Multi-Tasking and Killing Time

The last time I heard anyone use the phrase “killing time,” I was in college – and from that point on, I never had a moment to kill a nanosecond, but instead have simply struggled to keep up. Admittedly, I have a complex life. Otherwise, since the American “Age of Leisure” (i.e., the 1950s and 1960s), we have been  consumed with women in the workplace, an obscenely uneven distribution of wealth, corporate impunity (white collar criminals are not prosecuted, there is no consumer protection, and we spend endless time fending off corporate and internet scams), computers have taken over our lives, and we spend countless hours learning how to merely repair, troubleshot and upgrade them — much less use them. And the recent explosion of digital variations and spin-offs (I-pods, I-pads, Smart-phones, and the endless “apps” we plug into them (and often pay extraordinary prices for when we add them up) have largely killed of much of the free time we used to have. But for elderly individuals whom this new age has passed by, time is the one thing they still have plenty of, and often nothing to do with it. At least while they are still alive, they often have precious little else to do than take care of their health and watch daytime TV. But they already comprise about 20 to 25 percent of our population, and this percentage is increasing disproportionately, with an increasingly lower birth rate to produce individuals  to help take care of them.

Wisdom Once Again from the Jazz World

Trumpeter Dizzy Gillespie used to say, “Old Cadillacs never die. They just fade away.” Somehow, I think it’s better to not surrender one’s golden year to loneliness and depression when the antidote is actually doing something. It takes little energy to plop into a cushy seat, have our wheelchairs lifted on board, and mark up a handful of bingo cards, and maybe win a stuffed animal or some other small reward. (Many bingo players play just for the glory of winning, and nothing else.) I can’t help thinking that grossly-inexpensive activities like that suggested, possibly even subsidized by public agencies, is not exponentially more rewarding than withering away in front of daytime TV.

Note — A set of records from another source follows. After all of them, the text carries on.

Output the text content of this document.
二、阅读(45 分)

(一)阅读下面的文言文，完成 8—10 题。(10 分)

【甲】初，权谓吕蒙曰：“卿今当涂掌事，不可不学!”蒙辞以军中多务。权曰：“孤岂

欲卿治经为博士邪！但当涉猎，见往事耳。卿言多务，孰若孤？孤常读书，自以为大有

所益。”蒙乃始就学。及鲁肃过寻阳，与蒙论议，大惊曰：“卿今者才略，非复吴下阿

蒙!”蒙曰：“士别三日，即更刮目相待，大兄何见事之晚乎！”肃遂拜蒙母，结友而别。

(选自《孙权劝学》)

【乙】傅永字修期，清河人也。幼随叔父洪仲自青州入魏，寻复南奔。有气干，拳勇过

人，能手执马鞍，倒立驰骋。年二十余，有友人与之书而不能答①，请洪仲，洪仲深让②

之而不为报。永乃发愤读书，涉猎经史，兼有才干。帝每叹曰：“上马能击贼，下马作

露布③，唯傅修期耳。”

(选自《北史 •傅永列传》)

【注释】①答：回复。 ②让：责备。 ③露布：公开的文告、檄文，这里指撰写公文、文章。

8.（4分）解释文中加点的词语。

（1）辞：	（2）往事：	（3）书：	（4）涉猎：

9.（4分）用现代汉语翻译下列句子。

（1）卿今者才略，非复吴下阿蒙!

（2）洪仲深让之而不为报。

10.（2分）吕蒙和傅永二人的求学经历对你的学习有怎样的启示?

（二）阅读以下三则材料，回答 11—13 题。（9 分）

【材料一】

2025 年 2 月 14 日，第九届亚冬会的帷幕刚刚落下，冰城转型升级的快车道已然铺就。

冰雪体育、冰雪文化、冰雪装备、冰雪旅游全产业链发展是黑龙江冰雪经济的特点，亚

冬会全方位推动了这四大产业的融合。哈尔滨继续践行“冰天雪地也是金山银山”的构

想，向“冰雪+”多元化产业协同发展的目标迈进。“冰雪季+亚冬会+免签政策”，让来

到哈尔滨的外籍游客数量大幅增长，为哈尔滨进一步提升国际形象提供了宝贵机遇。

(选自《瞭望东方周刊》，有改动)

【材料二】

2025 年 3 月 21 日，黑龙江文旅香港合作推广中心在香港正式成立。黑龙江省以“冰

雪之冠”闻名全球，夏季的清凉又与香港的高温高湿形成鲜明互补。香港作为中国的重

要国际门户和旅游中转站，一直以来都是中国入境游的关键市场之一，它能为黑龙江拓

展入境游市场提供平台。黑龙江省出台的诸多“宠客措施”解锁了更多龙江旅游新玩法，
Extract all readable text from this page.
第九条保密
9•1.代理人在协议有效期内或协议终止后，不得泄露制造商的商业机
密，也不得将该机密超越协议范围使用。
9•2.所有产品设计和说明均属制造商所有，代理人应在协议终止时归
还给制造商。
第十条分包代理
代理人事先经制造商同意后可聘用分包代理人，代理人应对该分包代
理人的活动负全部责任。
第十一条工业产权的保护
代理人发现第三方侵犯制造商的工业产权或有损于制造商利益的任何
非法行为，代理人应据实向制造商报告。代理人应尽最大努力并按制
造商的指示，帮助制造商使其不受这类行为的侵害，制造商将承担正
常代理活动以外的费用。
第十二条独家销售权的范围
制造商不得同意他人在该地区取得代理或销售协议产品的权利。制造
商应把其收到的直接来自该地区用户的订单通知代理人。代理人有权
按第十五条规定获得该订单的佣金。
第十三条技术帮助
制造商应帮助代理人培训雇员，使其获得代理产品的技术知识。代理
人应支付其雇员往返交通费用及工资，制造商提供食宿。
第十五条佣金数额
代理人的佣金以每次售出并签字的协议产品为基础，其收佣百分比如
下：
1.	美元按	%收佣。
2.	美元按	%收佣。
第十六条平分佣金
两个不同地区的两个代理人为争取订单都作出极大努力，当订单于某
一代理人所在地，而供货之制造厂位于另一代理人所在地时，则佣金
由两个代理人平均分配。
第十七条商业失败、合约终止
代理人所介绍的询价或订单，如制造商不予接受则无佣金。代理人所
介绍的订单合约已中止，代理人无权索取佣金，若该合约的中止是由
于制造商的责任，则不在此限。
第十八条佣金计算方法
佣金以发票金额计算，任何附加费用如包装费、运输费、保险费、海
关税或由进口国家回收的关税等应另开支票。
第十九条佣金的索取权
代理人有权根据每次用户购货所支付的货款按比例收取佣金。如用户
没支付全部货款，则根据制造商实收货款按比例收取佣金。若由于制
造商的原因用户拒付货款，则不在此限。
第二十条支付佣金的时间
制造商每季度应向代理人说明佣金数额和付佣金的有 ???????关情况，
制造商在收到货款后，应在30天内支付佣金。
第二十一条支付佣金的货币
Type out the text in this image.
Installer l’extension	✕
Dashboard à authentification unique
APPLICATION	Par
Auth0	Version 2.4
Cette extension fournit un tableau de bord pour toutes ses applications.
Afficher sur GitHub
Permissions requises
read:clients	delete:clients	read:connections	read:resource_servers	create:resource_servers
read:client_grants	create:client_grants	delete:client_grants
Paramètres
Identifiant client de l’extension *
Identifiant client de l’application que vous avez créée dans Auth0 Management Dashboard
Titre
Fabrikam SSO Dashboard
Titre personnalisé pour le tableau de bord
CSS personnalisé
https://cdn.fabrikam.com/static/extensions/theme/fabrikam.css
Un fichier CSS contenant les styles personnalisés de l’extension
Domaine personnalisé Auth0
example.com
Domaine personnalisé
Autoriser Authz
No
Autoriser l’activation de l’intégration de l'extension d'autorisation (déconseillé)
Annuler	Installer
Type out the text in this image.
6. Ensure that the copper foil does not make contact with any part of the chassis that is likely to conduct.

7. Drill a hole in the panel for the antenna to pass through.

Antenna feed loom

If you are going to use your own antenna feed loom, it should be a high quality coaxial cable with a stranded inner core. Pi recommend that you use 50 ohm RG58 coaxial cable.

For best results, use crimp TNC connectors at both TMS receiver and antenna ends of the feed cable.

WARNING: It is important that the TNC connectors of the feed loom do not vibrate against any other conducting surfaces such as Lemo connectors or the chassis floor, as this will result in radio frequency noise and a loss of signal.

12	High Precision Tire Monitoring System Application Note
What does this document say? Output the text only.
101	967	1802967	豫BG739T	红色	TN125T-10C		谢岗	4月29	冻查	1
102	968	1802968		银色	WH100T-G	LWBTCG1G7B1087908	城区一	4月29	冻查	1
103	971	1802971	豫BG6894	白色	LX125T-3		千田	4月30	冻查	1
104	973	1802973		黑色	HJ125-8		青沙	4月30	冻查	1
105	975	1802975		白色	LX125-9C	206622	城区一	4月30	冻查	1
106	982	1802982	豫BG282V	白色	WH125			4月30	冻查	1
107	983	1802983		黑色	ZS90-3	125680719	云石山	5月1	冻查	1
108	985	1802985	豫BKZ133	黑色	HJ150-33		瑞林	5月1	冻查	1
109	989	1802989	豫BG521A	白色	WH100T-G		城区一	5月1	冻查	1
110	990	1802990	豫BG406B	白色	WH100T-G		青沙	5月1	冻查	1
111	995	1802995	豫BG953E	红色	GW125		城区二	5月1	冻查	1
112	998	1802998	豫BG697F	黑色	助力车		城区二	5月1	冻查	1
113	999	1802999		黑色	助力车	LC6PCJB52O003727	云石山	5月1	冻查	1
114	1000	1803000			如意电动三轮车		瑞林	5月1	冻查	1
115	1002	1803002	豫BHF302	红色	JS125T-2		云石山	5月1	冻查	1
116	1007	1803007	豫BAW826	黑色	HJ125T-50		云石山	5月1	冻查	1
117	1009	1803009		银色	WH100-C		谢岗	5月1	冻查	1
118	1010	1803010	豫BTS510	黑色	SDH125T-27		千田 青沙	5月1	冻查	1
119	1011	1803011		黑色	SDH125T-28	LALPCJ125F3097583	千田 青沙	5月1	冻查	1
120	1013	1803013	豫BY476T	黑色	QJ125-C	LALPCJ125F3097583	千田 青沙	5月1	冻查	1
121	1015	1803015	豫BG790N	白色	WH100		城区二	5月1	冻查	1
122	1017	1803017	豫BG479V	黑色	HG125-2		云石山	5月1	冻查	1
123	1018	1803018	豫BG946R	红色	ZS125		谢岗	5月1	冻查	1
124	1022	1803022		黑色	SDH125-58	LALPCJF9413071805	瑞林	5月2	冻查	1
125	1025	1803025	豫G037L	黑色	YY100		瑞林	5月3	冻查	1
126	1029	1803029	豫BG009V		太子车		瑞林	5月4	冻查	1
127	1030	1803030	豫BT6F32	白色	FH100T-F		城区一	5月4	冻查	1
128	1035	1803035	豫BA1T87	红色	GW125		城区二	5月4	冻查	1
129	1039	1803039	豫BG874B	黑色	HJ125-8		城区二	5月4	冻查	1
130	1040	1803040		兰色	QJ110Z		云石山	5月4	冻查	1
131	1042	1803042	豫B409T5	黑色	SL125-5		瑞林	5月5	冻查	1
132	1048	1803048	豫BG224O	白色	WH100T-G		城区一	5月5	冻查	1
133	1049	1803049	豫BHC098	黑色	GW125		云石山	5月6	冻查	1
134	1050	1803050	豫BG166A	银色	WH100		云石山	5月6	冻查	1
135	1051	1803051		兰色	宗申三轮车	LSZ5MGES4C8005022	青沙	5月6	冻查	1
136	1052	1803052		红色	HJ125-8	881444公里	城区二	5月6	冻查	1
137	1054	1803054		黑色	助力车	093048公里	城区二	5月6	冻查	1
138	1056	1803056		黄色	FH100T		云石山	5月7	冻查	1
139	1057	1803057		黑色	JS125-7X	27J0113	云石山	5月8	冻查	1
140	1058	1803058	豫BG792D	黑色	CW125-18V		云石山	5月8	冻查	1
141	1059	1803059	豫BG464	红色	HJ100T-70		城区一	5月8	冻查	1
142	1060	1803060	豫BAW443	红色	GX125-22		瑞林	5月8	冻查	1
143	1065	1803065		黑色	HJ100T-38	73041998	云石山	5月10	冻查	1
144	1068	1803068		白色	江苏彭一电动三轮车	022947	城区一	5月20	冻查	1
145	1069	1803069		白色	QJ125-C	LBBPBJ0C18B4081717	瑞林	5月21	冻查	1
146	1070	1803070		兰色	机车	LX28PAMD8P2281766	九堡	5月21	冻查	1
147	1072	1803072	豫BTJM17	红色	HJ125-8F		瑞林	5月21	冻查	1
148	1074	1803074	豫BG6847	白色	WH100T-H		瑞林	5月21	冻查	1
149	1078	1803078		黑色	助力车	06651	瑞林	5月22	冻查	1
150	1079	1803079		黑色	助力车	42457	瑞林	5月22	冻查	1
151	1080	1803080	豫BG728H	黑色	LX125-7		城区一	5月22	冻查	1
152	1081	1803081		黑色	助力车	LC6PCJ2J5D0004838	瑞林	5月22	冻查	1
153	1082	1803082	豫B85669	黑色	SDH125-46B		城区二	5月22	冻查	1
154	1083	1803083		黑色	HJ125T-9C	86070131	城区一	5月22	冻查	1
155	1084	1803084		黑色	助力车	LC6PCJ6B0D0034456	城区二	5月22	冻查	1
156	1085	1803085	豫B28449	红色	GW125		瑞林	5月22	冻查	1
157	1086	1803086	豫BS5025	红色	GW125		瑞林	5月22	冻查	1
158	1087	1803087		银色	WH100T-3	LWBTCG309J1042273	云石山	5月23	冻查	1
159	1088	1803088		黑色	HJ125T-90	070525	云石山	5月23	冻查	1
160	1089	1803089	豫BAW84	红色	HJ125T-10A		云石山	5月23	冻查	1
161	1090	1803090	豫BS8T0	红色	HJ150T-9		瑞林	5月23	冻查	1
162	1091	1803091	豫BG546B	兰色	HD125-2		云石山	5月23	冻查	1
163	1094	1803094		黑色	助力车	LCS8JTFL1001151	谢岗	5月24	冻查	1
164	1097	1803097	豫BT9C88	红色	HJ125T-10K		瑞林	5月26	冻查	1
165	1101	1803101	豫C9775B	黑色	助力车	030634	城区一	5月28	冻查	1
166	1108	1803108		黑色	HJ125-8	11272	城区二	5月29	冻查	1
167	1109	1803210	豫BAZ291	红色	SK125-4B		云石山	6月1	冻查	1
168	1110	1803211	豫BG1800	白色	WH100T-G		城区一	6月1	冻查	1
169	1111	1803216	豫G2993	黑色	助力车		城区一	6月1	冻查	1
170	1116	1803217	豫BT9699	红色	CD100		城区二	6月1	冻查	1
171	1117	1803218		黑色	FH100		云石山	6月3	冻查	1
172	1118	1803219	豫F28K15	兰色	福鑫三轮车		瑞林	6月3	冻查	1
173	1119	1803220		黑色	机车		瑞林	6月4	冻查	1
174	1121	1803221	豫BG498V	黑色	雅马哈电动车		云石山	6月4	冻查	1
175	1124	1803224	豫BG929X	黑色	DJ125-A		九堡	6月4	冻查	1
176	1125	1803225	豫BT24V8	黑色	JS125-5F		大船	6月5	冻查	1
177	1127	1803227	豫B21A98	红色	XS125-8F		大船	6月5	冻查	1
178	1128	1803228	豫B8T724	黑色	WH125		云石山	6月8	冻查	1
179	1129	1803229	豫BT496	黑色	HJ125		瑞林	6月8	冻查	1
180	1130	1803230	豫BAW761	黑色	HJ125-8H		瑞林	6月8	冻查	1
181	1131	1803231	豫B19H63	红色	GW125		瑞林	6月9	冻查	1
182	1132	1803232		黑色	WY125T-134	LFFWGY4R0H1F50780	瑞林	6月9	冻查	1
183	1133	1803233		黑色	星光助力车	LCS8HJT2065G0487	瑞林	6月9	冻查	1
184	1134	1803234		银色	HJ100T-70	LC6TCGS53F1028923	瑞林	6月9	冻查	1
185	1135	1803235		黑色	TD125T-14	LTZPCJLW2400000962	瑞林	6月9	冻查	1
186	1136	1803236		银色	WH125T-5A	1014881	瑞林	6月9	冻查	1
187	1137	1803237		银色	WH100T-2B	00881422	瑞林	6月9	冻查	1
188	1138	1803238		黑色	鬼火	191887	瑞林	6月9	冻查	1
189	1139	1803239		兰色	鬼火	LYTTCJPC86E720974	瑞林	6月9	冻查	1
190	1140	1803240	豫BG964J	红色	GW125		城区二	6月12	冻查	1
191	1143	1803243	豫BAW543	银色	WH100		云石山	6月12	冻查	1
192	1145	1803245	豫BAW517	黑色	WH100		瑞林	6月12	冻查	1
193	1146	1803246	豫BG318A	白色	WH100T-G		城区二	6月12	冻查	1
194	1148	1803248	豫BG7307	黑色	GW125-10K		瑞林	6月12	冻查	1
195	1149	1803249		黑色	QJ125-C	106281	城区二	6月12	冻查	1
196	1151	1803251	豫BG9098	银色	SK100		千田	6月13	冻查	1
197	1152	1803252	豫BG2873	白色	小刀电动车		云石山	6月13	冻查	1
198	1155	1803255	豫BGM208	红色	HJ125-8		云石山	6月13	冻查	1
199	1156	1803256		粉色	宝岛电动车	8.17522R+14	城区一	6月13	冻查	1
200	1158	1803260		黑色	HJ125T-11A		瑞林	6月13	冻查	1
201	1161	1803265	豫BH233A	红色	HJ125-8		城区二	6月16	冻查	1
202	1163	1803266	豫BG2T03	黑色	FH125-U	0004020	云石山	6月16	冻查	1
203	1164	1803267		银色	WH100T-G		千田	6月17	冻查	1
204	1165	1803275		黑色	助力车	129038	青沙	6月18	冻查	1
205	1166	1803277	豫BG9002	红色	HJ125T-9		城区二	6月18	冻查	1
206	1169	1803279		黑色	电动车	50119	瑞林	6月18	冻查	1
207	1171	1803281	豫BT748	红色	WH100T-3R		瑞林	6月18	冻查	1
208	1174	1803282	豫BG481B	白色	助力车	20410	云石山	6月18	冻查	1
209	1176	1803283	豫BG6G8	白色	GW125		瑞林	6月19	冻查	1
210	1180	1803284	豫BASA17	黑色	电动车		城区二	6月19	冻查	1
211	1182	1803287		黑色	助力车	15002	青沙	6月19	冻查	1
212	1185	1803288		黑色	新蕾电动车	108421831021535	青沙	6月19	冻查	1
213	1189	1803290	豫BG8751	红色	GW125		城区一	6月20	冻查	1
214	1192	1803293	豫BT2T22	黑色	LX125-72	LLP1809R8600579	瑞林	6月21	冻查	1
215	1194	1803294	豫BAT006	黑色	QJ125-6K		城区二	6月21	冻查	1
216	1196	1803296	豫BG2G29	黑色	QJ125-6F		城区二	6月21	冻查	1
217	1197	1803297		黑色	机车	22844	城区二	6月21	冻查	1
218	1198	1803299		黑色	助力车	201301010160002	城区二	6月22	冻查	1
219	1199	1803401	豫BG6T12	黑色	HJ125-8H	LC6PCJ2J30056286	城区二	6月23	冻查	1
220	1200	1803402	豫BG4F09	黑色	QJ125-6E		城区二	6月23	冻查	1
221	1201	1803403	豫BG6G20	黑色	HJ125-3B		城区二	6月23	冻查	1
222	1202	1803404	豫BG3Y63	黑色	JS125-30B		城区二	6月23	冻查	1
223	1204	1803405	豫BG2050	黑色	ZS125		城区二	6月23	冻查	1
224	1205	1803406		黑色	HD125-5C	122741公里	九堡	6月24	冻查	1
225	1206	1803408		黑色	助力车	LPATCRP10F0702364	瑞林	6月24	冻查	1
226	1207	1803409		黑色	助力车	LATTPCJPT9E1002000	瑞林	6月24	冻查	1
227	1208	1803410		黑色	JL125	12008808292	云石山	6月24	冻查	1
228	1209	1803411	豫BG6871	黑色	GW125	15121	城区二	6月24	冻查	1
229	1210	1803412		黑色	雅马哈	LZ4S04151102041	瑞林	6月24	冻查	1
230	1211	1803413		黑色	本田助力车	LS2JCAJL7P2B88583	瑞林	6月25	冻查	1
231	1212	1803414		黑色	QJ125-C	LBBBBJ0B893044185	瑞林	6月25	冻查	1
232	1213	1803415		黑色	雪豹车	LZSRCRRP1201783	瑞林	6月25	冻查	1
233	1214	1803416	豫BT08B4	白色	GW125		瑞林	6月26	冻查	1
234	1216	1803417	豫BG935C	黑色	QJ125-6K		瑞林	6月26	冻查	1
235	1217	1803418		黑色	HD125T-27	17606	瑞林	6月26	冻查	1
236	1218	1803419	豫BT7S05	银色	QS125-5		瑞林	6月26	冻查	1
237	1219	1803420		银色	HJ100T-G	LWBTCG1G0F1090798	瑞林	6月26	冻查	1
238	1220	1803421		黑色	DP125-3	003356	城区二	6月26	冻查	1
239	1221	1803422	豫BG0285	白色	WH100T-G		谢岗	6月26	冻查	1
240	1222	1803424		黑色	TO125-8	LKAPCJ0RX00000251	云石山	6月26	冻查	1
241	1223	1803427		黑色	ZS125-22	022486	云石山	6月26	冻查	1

“B12, I23, N39, G47, 072, Hike!” (Oops, wrong game). I mean “Bingo.” Here is your stuffed animal. Or cupcake. Or Bingo champion of the ride certificate. Let’s all applaud Mrs. McGillicutty, today’s champion!”  For someone otherwise spending a dismal day at home or in an institution, is this not an improvement – even without the institutional and other opportunities noted? Can we not do better for these people? Can we not do more with our vehicles?